Wander: Quando você jogava handebol profissionalmente, você alguma vez se manifestou politicamente em quadra (ou em entrevista coletiva)? Por que?
Dara: Publicamente não. E confesso que me arrependo de não ter me posicionado.
Como falei, o atleta muitas vezes anda de cabeça baixa para tudo que não seja treinar, competir, se preparar. Somos disciplinados para isso, focar apenas na preparação e resultado. Tudo que foge a isso é como se não fosse da nossa conta.
Wander: Qual é a sua opinião sobre a Regra 50 da Carta Olímpica, que diz que “não é permitida em qualquer instalação Olímpica qualquer forma de manifestação ou de propaganda política, religiosa ou racial”? Você acredita que essa Regra 50 é um cerceamento/impedimento à liberdade de expressão dos atletas?
Dara: Vejo como uma certa limitação. Digamos que, a depender da opinião, quem a proferiu pode ser aceito ou punido.

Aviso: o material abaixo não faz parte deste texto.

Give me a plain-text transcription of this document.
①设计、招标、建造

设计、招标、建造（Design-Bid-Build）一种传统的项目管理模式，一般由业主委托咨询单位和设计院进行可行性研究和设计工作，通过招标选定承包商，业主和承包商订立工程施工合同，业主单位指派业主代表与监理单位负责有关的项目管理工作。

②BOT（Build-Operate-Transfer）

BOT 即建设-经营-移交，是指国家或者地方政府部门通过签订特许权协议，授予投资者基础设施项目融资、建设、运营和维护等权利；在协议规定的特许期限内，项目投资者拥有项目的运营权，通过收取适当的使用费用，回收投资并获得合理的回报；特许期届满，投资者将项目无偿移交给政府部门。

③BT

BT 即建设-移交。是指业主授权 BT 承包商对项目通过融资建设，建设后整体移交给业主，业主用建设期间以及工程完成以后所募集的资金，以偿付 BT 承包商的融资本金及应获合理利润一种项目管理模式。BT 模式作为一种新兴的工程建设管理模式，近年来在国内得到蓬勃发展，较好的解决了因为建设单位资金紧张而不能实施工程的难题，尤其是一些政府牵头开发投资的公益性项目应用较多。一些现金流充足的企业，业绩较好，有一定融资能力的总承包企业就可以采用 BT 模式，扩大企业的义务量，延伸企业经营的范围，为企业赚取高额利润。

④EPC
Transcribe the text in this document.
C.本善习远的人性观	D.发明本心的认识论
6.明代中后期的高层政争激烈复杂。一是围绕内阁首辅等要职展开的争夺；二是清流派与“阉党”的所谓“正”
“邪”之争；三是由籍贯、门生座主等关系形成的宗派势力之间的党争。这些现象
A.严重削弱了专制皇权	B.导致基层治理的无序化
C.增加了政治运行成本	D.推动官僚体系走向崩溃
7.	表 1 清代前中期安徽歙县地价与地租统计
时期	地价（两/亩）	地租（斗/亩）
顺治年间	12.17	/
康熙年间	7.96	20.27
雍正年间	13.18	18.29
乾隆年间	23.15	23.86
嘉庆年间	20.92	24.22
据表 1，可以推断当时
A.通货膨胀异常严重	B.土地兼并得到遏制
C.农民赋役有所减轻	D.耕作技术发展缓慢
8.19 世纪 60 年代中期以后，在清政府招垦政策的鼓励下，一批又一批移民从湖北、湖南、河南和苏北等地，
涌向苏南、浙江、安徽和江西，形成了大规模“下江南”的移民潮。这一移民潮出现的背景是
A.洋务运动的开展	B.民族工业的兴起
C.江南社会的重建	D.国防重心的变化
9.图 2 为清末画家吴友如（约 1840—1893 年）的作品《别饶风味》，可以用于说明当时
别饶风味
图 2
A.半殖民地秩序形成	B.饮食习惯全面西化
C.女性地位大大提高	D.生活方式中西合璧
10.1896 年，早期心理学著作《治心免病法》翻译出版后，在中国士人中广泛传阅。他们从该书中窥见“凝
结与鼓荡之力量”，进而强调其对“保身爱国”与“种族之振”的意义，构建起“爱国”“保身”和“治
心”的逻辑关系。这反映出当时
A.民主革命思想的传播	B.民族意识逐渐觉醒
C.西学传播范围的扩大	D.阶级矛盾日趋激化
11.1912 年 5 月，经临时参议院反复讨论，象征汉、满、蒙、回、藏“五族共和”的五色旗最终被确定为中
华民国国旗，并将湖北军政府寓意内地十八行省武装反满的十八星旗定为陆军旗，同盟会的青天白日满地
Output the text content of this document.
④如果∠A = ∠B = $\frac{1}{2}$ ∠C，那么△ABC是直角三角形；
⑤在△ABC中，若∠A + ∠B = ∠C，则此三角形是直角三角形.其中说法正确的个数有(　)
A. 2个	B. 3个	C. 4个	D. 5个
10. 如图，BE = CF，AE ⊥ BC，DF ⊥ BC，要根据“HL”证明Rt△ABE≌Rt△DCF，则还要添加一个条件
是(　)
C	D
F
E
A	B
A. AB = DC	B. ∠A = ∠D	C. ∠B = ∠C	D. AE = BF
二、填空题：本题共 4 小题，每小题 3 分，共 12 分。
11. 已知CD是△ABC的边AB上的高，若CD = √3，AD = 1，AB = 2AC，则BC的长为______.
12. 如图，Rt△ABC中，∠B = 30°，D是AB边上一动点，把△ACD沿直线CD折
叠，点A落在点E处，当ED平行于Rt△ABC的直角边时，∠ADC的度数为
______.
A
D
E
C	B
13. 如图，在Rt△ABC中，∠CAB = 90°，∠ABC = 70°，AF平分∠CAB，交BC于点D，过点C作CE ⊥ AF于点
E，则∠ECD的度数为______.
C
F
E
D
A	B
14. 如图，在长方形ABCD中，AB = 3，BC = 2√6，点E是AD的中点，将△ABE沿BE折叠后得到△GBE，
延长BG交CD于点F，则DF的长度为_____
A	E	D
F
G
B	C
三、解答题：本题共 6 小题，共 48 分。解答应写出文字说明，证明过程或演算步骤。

Wander: A atleta Carol Solberg, do vôlei de praia, foi repreendida pela Confederação Brasileira de Voleibol (CBV), criticada e julgada pelo STJD por ter se manifestado contra o atual presidente do país, ao gritar “Fora Bolsonaro”, durante transmissão ao vivo de uma partida da primeira etapa do Circuito Brasileiro de vôlei de praia. O que você achou daquele episódio, haja vista que outros atletas (vôlei, futebol e outras outras modalidades) já haviam se manifestado favoravelmente a Jair Bolsonaro anteriormente e nada sofreram?
Dara: Antes de mais nada, a Carol é uma rainha! Agora, respondendo a sua pergunta, o que aconteceu à Carol Solberg foi falta de coerência, além de uma imensa injustiça. “Por que punir quando se expressa uma opinião crítica (diga-se de passagem, é o grito de milhões de pessoas), e não punir quando se apoia? Para mim a situação da Carol mostrou claramente a força do atleta atuante. Infelizmente, ela foi julgada, absolvida, mas julgada. Por um lado mostrou a desunião da classe porque houve atletas contra a Carol, mas por outro abriu os olhos de muitos que a apoiaram. Carol Solberg, para mim, foi um passo para mostrar a força da mulher – da mulher atleta. É exemplo do quanto temos que levantar a cabeça e, sim, acreditar nos nossos princípios e na nossa força. Muitas meninas querem ser iguais à Carol por jogar vôlei de praia tão bem? Sim. Mas muitas, certamente, querem se assemelhar à Carol por verem a força da mulher representada na opinião dela.
Wander: Você considerou desproporcional o tratamento dado a Carol Solberg?
Dara: Considerei desproporcional e injusto. Ela sofreu críticas severas por expor sua opinião (opinião negativa contra o atual presidente), quase teve uma punição severa. Todos nós sabemos que se ela tivesse gritado “Mito” – também estaria expressando uma opinião – mas seria tratada da mesma maneira?